Charlie Brown confirmed wavy. This one started out a little different, without overlapping the half circle shapes. But it's kind of a cool effect when you can stack them together to make these wavy lines. Changing the step value will show more of the original idea.
I saw some branding recently that used these covers overlaid to make the letter K. It was pretty cool so I adapted some of the shapes here for something more abstract. We do manually place each trapezoid and it has a rigid width, so lots of room for improvement here.
A geometric pattern inspired by old art deco buildings around New York City. Created by drawing concentric lines and shapes with simple step intervals.
I named this one Vertigo before going and looking at the poster again, but I like the rectangle theme. Start with a small rectangle in the center, increasing it's size, rotation and distance to the next rectangle with each step.

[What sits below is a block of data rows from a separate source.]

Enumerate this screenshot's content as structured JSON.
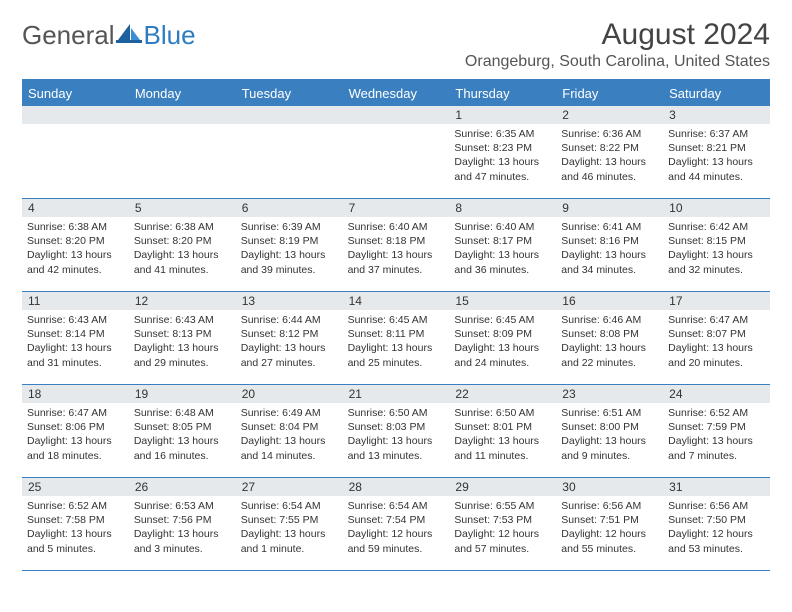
{
  "brand": {
    "general": "General",
    "blue": "Blue"
  },
  "title": "August 2024",
  "location": "Orangeburg, South Carolina, United States",
  "colors": {
    "header_bg": "#3a7fbf",
    "header_text": "#ffffff",
    "daynum_bg": "#e5e9ec",
    "border": "#3a7fbf",
    "page_bg": "#ffffff",
    "text": "#333333",
    "title_text": "#444444",
    "location_text": "#555555",
    "logo_gray": "#555555",
    "logo_blue": "#2d7cc0"
  },
  "typography": {
    "month_title_fontsize": 30,
    "location_fontsize": 16,
    "dayheader_fontsize": 13,
    "daynum_fontsize": 12,
    "body_fontsize": 10.5,
    "logo_fontsize": 26
  },
  "layout": {
    "columns": 7,
    "rows": 5,
    "cell_min_height": 92
  },
  "day_headers": [
    "Sunday",
    "Monday",
    "Tuesday",
    "Wednesday",
    "Thursday",
    "Friday",
    "Saturday"
  ],
  "weeks": [
    [
      {
        "n": "",
        "sr": "",
        "ss": "",
        "dl": ""
      },
      {
        "n": "",
        "sr": "",
        "ss": "",
        "dl": ""
      },
      {
        "n": "",
        "sr": "",
        "ss": "",
        "dl": ""
      },
      {
        "n": "",
        "sr": "",
        "ss": "",
        "dl": ""
      },
      {
        "n": "1",
        "sr": "Sunrise: 6:35 AM",
        "ss": "Sunset: 8:23 PM",
        "dl": "Daylight: 13 hours and 47 minutes."
      },
      {
        "n": "2",
        "sr": "Sunrise: 6:36 AM",
        "ss": "Sunset: 8:22 PM",
        "dl": "Daylight: 13 hours and 46 minutes."
      },
      {
        "n": "3",
        "sr": "Sunrise: 6:37 AM",
        "ss": "Sunset: 8:21 PM",
        "dl": "Daylight: 13 hours and 44 minutes."
      }
    ],
    [
      {
        "n": "4",
        "sr": "Sunrise: 6:38 AM",
        "ss": "Sunset: 8:20 PM",
        "dl": "Daylight: 13 hours and 42 minutes."
      },
      {
        "n": "5",
        "sr": "Sunrise: 6:38 AM",
        "ss": "Sunset: 8:20 PM",
        "dl": "Daylight: 13 hours and 41 minutes."
      },
      {
        "n": "6",
        "sr": "Sunrise: 6:39 AM",
        "ss": "Sunset: 8:19 PM",
        "dl": "Daylight: 13 hours and 39 minutes."
      },
      {
        "n": "7",
        "sr": "Sunrise: 6:40 AM",
        "ss": "Sunset: 8:18 PM",
        "dl": "Daylight: 13 hours and 37 minutes."
      },
      {
        "n": "8",
        "sr": "Sunrise: 6:40 AM",
        "ss": "Sunset: 8:17 PM",
        "dl": "Daylight: 13 hours and 36 minutes."
      },
      {
        "n": "9",
        "sr": "Sunrise: 6:41 AM",
        "ss": "Sunset: 8:16 PM",
        "dl": "Daylight: 13 hours and 34 minutes."
      },
      {
        "n": "10",
        "sr": "Sunrise: 6:42 AM",
        "ss": "Sunset: 8:15 PM",
        "dl": "Daylight: 13 hours and 32 minutes."
      }
    ],
    [
      {
        "n": "11",
        "sr": "Sunrise: 6:43 AM",
        "ss": "Sunset: 8:14 PM",
        "dl": "Daylight: 13 hours and 31 minutes."
      },
      {
        "n": "12",
        "sr": "Sunrise: 6:43 AM",
        "ss": "Sunset: 8:13 PM",
        "dl": "Daylight: 13 hours and 29 minutes."
      },
      {
        "n": "13",
        "sr": "Sunrise: 6:44 AM",
        "ss": "Sunset: 8:12 PM",
        "dl": "Daylight: 13 hours and 27 minutes."
      },
      {
        "n": "14",
        "sr": "Sunrise: 6:45 AM",
        "ss": "Sunset: 8:11 PM",
        "dl": "Daylight: 13 hours and 25 minutes."
      },
      {
        "n": "15",
        "sr": "Sunrise: 6:45 AM",
        "ss": "Sunset: 8:09 PM",
        "dl": "Daylight: 13 hours and 24 minutes."
      },
      {
        "n": "16",
        "sr": "Sunrise: 6:46 AM",
        "ss": "Sunset: 8:08 PM",
        "dl": "Daylight: 13 hours and 22 minutes."
      },
      {
        "n": "17",
        "sr": "Sunrise: 6:47 AM",
        "ss": "Sunset: 8:07 PM",
        "dl": "Daylight: 13 hours and 20 minutes."
      }
    ],
    [
      {
        "n": "18",
        "sr": "Sunrise: 6:47 AM",
        "ss": "Sunset: 8:06 PM",
        "dl": "Daylight: 13 hours and 18 minutes."
      },
      {
        "n": "19",
        "sr": "Sunrise: 6:48 AM",
        "ss": "Sunset: 8:05 PM",
        "dl": "Daylight: 13 hours and 16 minutes."
      },
      {
        "n": "20",
        "sr": "Sunrise: 6:49 AM",
        "ss": "Sunset: 8:04 PM",
        "dl": "Daylight: 13 hours and 14 minutes."
      },
      {
        "n": "21",
        "sr": "Sunrise: 6:50 AM",
        "ss": "Sunset: 8:03 PM",
        "dl": "Daylight: 13 hours and 13 minutes."
      },
      {
        "n": "22",
        "sr": "Sunrise: 6:50 AM",
        "ss": "Sunset: 8:01 PM",
        "dl": "Daylight: 13 hours and 11 minutes."
      },
      {
        "n": "23",
        "sr": "Sunrise: 6:51 AM",
        "ss": "Sunset: 8:00 PM",
        "dl": "Daylight: 13 hours and 9 minutes."
      },
      {
        "n": "24",
        "sr": "Sunrise: 6:52 AM",
        "ss": "Sunset: 7:59 PM",
        "dl": "Daylight: 13 hours and 7 minutes."
      }
    ],
    [
      {
        "n": "25",
        "sr": "Sunrise: 6:52 AM",
        "ss": "Sunset: 7:58 PM",
        "dl": "Daylight: 13 hours and 5 minutes."
      },
      {
        "n": "26",
        "sr": "Sunrise: 6:53 AM",
        "ss": "Sunset: 7:56 PM",
        "dl": "Daylight: 13 hours and 3 minutes."
      },
      {
        "n": "27",
        "sr": "Sunrise: 6:54 AM",
        "ss": "Sunset: 7:55 PM",
        "dl": "Daylight: 13 hours and 1 minute."
      },
      {
        "n": "28",
        "sr": "Sunrise: 6:54 AM",
        "ss": "Sunset: 7:54 PM",
        "dl": "Daylight: 12 hours and 59 minutes."
      },
      {
        "n": "29",
        "sr": "Sunrise: 6:55 AM",
        "ss": "Sunset: 7:53 PM",
        "dl": "Daylight: 12 hours and 57 minutes."
      },
      {
        "n": "30",
        "sr": "Sunrise: 6:56 AM",
        "ss": "Sunset: 7:51 PM",
        "dl": "Daylight: 12 hours and 55 minutes."
      },
      {
        "n": "31",
        "sr": "Sunrise: 6:56 AM",
        "ss": "Sunset: 7:50 PM",
        "dl": "Daylight: 12 hours and 53 minutes."
      }
    ]
  ]
}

Victor Vasarely was a Hungarian-French artist frequently credited as the grandfather of Op Art, an abstract style that gives the viewer impressions of movement, hidden images, warping, vibrating patterns and more.
Our code is little more complex here, we've created a function that will return an array to us, each item is an object coordinates and a boolean value for rotation. We use this information to move our origin point to where we need to draw each square. This makes it easier to rotate our chosen squares since canvas rotations happen from the origin point.